How will you evaluate [school] start times? Research supports even later start times. Right now, elementary students are getting picked up before 7 am!

Many of us have concluded that a majority in state government are actively working to damage and eventually destroy public education, in favor of privatization of schools. Is there a point where there is a role of school boards to join with other boards and community allies, as well as teachers and students, to say “no” to damaging policies and defunding from Lansing?

As a member of the board, has the topic of flexible schedules come up, in order to make it easier for students to come to school if they have jobs so they can support their family?

If you could do 1 thing to attract back some of the 50% of students in the YCS district who don’t currently attend YCS, what would you do?

How do you plan to use students at Concordia [University], Washtenaw [Community College], EMU and the U of M as resources for low test scores and the achievement gap for students at YCS, as well as Ypsilanti’s non-profit and self-help organizations?

Do you think the policies enforced in the schools are fair, such as behavior-wise? If not, how would you change them so that students won’t miss too much school?

Running for school board for each of you represents either bumping up to or maintaining a high level of investment in YCS. This district could use that level of investment from all four of you. If you are not elected to the board, what is something you see yourself doing to add to or to replace your current investment in YCS?

We need more help in the schools. Erickson is a wreck.

What are the short-term and long-term solutions for Ypsi schools?

Why shouldn’t we consolidate with other schools in the county?

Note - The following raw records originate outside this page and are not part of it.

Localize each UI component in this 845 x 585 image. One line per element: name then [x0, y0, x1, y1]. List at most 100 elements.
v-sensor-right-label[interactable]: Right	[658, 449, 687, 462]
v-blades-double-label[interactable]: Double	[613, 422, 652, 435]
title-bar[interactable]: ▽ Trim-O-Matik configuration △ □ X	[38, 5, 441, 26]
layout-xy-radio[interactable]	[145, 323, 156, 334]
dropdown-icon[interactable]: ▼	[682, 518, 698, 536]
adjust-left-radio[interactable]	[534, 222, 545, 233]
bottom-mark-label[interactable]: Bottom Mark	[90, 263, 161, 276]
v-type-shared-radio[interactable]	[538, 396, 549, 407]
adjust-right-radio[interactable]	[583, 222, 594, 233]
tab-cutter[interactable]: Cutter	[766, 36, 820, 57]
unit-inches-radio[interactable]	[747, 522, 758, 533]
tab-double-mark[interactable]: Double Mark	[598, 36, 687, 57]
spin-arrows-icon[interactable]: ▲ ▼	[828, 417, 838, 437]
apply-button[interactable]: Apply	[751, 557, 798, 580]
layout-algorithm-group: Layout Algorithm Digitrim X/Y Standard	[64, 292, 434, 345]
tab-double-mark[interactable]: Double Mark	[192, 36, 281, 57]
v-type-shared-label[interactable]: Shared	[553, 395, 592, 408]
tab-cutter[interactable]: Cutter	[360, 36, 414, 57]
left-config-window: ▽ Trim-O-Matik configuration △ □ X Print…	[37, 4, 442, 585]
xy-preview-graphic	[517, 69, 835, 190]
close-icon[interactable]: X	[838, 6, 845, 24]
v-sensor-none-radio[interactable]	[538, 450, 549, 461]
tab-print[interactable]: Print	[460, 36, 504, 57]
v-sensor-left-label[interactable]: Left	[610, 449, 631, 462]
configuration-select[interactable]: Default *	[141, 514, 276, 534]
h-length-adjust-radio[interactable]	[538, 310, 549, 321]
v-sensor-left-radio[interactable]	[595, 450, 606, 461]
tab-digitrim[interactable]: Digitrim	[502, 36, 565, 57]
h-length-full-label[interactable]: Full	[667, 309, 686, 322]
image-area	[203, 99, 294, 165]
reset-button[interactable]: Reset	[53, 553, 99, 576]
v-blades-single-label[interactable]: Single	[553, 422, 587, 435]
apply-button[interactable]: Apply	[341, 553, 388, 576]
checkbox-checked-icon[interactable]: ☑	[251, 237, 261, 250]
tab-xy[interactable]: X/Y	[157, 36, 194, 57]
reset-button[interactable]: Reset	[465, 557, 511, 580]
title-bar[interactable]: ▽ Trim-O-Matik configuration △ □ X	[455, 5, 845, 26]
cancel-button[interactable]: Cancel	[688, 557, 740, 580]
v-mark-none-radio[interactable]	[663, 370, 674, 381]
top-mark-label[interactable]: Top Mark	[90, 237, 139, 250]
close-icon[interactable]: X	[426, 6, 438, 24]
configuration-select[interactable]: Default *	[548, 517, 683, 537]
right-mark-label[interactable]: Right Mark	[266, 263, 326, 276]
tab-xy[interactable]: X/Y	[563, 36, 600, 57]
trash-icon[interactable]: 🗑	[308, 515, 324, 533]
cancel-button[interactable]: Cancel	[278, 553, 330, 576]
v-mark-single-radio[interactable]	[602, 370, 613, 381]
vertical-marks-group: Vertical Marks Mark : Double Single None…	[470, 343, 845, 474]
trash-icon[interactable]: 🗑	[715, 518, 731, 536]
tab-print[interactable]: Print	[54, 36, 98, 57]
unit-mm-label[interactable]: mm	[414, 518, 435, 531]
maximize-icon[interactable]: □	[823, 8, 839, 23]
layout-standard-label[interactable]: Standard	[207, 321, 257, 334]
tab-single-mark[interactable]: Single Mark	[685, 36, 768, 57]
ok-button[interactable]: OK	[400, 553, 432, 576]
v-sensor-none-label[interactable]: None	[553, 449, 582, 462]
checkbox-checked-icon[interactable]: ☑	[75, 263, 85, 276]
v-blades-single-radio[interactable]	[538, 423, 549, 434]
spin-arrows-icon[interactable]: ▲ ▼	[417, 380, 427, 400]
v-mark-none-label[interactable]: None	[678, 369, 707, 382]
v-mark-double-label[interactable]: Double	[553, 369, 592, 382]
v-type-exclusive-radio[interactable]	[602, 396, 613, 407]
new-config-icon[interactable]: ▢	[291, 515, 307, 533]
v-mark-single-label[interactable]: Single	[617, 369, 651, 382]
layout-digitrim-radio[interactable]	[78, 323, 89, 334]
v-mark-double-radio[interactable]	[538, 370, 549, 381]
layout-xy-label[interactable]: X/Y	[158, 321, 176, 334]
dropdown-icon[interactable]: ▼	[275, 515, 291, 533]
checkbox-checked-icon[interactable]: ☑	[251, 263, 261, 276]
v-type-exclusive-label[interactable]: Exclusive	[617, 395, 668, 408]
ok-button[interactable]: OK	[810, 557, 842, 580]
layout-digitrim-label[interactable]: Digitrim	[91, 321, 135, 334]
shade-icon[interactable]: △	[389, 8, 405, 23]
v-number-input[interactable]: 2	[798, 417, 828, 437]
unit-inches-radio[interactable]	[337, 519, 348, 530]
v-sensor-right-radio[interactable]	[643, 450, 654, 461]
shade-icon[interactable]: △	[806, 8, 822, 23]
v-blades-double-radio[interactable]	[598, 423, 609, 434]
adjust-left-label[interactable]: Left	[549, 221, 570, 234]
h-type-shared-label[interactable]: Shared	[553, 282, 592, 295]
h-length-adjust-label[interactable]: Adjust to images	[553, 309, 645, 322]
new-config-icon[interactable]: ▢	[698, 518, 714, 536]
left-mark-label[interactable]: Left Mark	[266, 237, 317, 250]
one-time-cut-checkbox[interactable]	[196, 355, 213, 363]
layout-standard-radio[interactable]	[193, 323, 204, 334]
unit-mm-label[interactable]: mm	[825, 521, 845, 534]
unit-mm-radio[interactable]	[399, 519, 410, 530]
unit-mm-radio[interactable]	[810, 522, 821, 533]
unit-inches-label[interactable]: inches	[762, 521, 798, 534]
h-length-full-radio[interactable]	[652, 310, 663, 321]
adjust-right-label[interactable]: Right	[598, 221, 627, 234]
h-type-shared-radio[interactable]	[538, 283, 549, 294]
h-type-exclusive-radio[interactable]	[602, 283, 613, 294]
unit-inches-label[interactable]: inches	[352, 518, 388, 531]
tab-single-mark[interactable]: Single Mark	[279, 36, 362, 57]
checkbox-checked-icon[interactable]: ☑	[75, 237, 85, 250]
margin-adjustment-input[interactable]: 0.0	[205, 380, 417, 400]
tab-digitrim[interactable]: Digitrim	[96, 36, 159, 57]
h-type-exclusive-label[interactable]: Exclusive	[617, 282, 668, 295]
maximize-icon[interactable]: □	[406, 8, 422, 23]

How do you plan to deal with the naturally rising costs and the fact that it is unlikely that the state will come up with more money?

To Mark Wilde: How have the processes of an extra-curricular robotics program informed or prepared our schools for a successful and engaging STEM curriculum?

What do you believe are the root causes affecting the school district and how do you see the board addressing these issues?

What should the district do with vacant school buildings? If you’re in favor of renting/selling them, so you have any preference on the types of groups to sell to?

The state of Michigan just enacted a law to return 3rd graders who are not reading at grade level. 60% of YCS third graders were “not proficient” on the 2016 M-STEP. How should YCS respond/prepare for mass retention?